Yeah, I see what you are saying, but my point is that the user is no longer forced to reply to an affirmative prompt before they can continue using their computer... for example, the way UAC bothers the user. Since VS uses deny by default, the user is not forced to make that decision.

Over the last 3+ years, 80% of my local clients have ran VS. Some users are extreme novices and some are semi advanced. What I can tell you, on no uncertain terms, is that they all learn how to use VS extremely quickly, and they simply do not get viruses anymore. I think what happens with the extreme novice users is that they just ignore the deny by default balloons, but if VS blocks something they really want to run, they figure it out in a few minutes... and THEN they understand quickly how it works. The more advanced users seem to understand how VS works even quicker, although it seems that it sometimes takes them a while to truly understand the concept.

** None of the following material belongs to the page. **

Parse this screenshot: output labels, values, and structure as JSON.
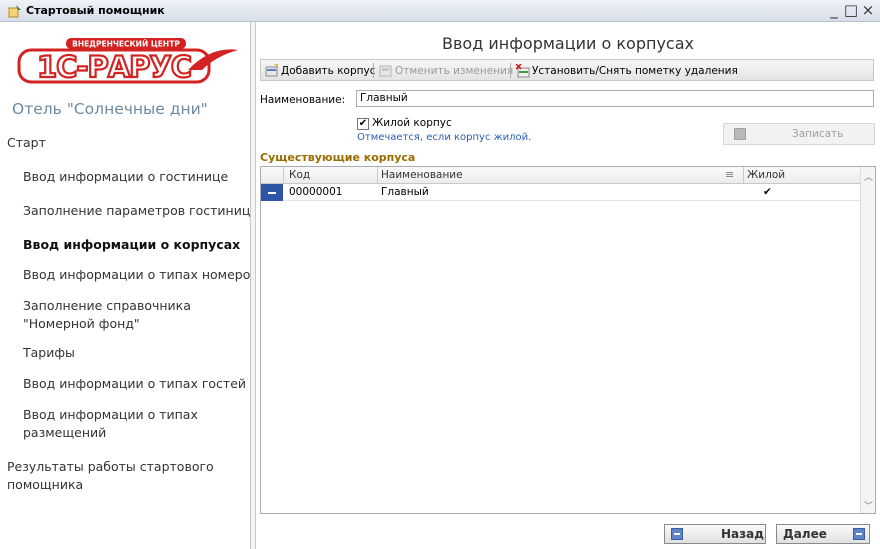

And once they figure out what VS is all about, they realize that it is actually very simple, and they were over thinking it all along.

But, locking a computer while making it user friendly is a tough proposition. So VS is not absolutely perfect, and I am going to continue to refine the user experience, and hopefully one day we will have the perfect user-friendly computer lock. But for now, the alternative technologies like UAC displays an affirmative user prompt and forces them to make a decision right then and there. And usually the user will click yes or allow. So while VS is not absolutely perfect yet, it is certainly better than the alternative, in my opinion. Thank you!

 

Hmmm, that is odd. I replied to your email, please let me know if it continues to be a problem. Thank you!

 

Yeah, I really would leave the auto allow program files option enabled for a day or two at least. Thank you!

 

Thank you CET!

 

Yeah, we could do that! Let's think about it and decide at some point.

 

VS is a vaccine, not medicine. But look how well the medicine is doing . If preexisting malware is a concern, then scan your system with several different traditional antivirus and antimalware solutions, then reset VS's whitelist and you are good to go! Thank you!